2014
Cairn
Jean-François Kahn et al., « Remontrances confraternelles », Médium, ID : 10670/1.hmnwz0
L’horreur médiatique ? C’est beaucoup dire. La thèse de Jean-François Kahn tient en une phrase bien frappée : « Les médias de partis ont fait peu à peu place aux différents organes du parti des médias. » Ce parti, comme les autres, véhicule des idées, mais le médiatisme est un syncrétisme, « dont les deux principaux ingrédients renvoient à un progressisme sociétal et à un conservatisme économico-social, quitte à virer libertaire ici et réactionnaire là. » Deux figures l’incarnent : Daniel Cohn-Bendit, qui en est la quintessence et (plus ambigu) Nicolas Sarkozy. Mais à la différence des partis politiques appelés à gouverner, le parti médiatique décline toute responsabilité. « On sait ce qu’ils rejettent, on ignore ce qu’ils préconisent exactement. » La cause de cette mutation ? La professionnalisation qui fait émerger un esprit de corps, une confraternité, qui produit elle-même « son propre ciment unificateur ». En conséquence, la forteresse médiatique ainsi bétonnée s’isole et se coupe de l’opinion, laquelle s’égare de son côté dans de toutes autres voies : celles du populisme, dénoncé de manière, « hystérique ». Qui châtie bien, aime bien. Cette critique en forme de remontrance fraternelle nous vaut des coups de chapeau (un peu trop appuyés ?) aux confrères. « Et, cependant, oui, l’univers médiatique recèle aujourd’hui plus de trésors de talents, de réserve de savoirs et d’inventivité qu’hier ; le courage n’y manque pas, l’honnêteté et la lucidité s’y appuient sur plus d’énergies potentielles, fussent-elles bridées, que dans le passé. » Avec un tel ennemi, on n’a pas besoin d’amis.
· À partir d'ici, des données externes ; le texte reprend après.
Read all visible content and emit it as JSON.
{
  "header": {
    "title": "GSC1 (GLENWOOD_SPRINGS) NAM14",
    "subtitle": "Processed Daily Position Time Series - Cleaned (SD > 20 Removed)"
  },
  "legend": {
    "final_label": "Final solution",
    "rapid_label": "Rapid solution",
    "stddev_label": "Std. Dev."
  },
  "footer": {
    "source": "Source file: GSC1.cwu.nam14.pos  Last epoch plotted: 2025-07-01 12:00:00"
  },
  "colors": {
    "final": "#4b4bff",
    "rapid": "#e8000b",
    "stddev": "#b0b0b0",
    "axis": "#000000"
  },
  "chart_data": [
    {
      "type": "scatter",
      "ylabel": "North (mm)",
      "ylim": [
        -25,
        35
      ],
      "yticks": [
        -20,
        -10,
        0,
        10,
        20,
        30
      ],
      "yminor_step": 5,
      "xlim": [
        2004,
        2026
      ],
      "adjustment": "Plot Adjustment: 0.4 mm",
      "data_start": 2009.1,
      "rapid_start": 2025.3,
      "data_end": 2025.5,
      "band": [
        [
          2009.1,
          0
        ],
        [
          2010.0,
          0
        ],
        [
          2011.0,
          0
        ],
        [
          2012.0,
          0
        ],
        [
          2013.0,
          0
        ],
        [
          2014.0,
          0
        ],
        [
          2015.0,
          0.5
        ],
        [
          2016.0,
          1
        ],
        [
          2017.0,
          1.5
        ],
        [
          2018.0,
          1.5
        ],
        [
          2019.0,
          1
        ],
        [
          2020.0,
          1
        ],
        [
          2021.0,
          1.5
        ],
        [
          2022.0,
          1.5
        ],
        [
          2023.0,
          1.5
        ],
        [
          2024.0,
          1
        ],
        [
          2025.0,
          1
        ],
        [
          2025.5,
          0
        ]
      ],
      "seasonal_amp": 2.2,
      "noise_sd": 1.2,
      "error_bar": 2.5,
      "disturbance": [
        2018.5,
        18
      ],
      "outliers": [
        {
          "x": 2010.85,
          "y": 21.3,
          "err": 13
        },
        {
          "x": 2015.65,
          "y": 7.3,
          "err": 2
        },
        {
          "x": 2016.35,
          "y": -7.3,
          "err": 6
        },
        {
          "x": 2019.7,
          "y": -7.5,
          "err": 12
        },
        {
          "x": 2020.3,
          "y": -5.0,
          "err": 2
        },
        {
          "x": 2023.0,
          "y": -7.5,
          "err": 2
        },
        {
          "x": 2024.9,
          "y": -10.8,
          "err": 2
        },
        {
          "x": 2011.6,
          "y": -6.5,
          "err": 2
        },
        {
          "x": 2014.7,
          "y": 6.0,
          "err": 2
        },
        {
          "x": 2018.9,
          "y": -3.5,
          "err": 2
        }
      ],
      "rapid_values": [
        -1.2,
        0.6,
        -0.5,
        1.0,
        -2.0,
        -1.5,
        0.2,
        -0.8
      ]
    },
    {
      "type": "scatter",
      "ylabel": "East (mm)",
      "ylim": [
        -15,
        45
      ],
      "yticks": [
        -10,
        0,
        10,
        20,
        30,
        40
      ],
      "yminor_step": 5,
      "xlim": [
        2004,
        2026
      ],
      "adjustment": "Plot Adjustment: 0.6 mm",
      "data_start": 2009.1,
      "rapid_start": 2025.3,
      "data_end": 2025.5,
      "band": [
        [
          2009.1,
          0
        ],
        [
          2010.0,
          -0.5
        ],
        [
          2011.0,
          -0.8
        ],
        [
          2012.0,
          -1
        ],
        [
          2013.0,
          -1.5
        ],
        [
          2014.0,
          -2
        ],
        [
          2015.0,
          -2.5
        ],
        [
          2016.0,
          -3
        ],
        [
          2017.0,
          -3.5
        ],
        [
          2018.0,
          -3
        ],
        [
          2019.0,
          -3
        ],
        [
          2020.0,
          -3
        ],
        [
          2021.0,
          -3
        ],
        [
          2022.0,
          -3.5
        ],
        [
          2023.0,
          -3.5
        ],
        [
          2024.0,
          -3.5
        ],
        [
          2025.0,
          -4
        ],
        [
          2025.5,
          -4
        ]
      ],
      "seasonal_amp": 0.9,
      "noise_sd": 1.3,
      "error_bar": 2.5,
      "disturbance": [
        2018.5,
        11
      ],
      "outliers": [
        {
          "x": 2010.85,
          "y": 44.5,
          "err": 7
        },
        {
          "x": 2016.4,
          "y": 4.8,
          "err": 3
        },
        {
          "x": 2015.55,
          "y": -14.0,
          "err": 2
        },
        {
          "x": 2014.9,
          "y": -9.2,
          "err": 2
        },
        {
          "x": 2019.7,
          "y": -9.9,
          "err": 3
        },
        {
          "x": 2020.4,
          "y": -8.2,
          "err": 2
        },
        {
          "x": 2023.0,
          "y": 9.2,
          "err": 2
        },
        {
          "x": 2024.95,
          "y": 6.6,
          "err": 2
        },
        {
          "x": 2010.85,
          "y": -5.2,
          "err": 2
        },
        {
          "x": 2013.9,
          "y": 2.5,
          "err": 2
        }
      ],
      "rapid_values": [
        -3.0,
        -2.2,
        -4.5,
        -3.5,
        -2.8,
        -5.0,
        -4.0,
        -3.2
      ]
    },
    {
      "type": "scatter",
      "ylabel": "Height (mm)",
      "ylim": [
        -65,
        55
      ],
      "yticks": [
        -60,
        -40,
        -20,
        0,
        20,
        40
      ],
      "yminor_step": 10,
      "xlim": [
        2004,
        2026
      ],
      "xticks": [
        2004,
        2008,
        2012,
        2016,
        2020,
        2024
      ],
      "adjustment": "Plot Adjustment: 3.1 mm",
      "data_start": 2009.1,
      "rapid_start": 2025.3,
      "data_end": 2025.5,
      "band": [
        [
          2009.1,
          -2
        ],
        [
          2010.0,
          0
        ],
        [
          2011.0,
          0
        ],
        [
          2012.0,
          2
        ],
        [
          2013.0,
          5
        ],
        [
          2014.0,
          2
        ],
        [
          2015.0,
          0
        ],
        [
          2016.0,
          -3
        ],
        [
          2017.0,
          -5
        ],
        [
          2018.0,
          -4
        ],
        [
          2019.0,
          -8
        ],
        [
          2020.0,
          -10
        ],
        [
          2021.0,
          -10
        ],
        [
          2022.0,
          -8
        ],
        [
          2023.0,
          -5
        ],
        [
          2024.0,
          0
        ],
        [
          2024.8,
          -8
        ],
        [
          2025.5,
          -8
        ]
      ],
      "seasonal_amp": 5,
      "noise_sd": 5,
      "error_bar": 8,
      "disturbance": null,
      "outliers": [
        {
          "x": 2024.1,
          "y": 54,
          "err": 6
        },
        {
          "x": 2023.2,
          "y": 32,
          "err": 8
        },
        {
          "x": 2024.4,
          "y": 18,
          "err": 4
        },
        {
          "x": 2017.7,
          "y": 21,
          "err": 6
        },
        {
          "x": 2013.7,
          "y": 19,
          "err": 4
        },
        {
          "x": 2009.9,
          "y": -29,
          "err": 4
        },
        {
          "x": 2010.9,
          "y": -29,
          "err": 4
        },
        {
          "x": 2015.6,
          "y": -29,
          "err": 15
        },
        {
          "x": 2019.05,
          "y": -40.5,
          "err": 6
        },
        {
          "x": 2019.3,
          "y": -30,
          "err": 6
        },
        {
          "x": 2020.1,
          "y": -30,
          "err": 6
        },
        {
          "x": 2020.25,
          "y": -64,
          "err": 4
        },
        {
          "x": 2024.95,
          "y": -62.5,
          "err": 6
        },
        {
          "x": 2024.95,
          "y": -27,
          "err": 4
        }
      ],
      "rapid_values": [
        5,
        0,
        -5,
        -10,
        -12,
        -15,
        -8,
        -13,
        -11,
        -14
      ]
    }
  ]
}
Ce qui n’empêche pas JFK de conclure de manière à la fois optimiste et désabusée : « Ce n’est pas de l’extérieur que l’on parviendra à libérer la planète médiatique de l’attraction du pire. C’est de l’intérieur. Nous en sommes, nous, devenus incapables. Soit parce que complices, soit parce que découragés. Une nouvelle génération devra assumer cette mission : contre l’horreur médiatique, rétablir l’honneur médiatique. Elle y parviendra. » ( Paul Soriano)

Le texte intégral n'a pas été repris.